Money

Bank of England should look more at money supply, lawmakers say


By David Milliken

LONDON (Reuters) – The Bank of England should focus more on changes in the money supply and have a wider range of views among its interest rate-setters in order to better spot future surges in inflation, a panel of lawmakers advised on Monday.

The House of Lords’ Economic Affairs Committee – whose members include former BoE Governor Mervyn King – also warned that the central bank was spread too thinly due to the wide-ranging remit given to it by the government.

“Climate change is the most-cited example of the expansion of the remit,” committee chair George Bridges, a Conservative former Brexit minister, told Reuters.

Alongside controlling inflation and ensuring financial stability, the annual remits given to the BoE’s main policy committees include secondary objectives to support government goals ranging from home ownership to energy security.

The House of Lords committee set up the inquiry in March, following a surge in inflation to a 41-year high last year.

The rise was fuelled by Russia’s invasion of Ukraine but began after the BoE – like other central banks – had initially suggested big post-pandemic price increases would be fleeting.

The lawmakers said witnesses reported “a lack of intellectual diversity” at central banks which at the BoE led to an “over-reliance on inadequate forecasting models” and “a unanimity of view … about the ‘transitory’ nature of above-target inflation” in 2020 and 2021.

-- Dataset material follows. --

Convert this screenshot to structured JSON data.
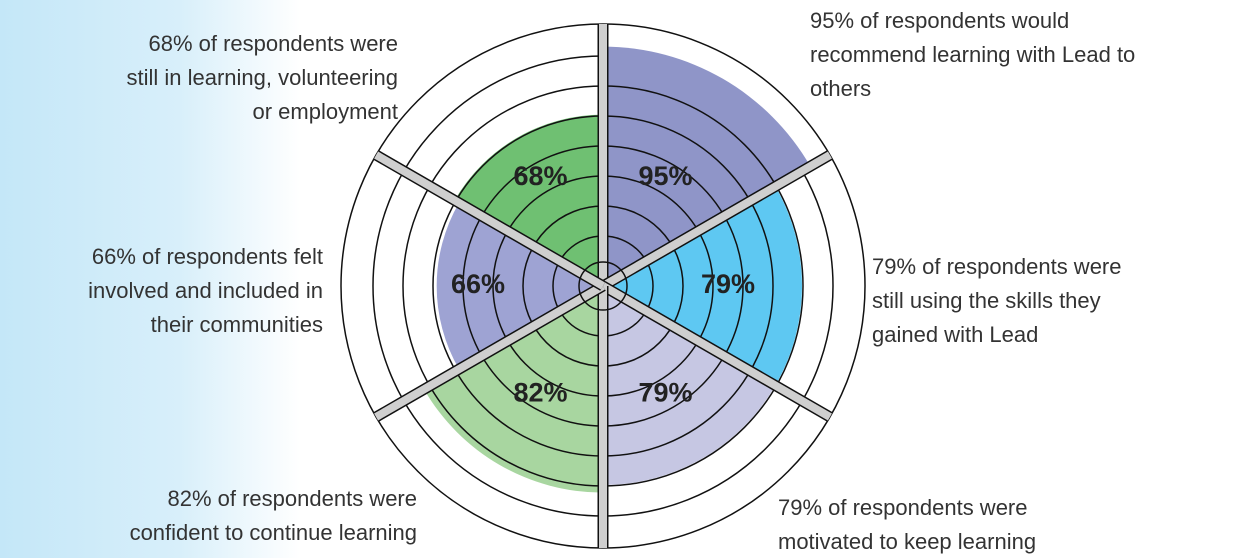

Specifically, the report said the BoE should dedicate part of its quarterly forecasts to analysing trends in money supply – an approach to tackling inflation popular in the 1980s, but one which now plays only a small role in BoE thinking.

The BoE said it would give the report’s recommendations careful consideration and respond in full later.

The central bank is midway through its own forecasting review led by former U.S. Federal Reserve Chair Ben Bernanke.

Last week finance minister Jeremy Hunt gave a slightly lower billing to climate change in his annual remit letter to the BoE’s Financial Policy Committee than he did in 2022.

The House of Lords committee said parliament should have more opportunity to debate these changes, and should conduct in-depth reviews of the BoE’s work every five years.

“There (is) a democratic deficit in terms of accountability that we think needs to be plugged,” Bridges said.

Britain’s finance ministry said the BoE already received regular scrutiny from parliament.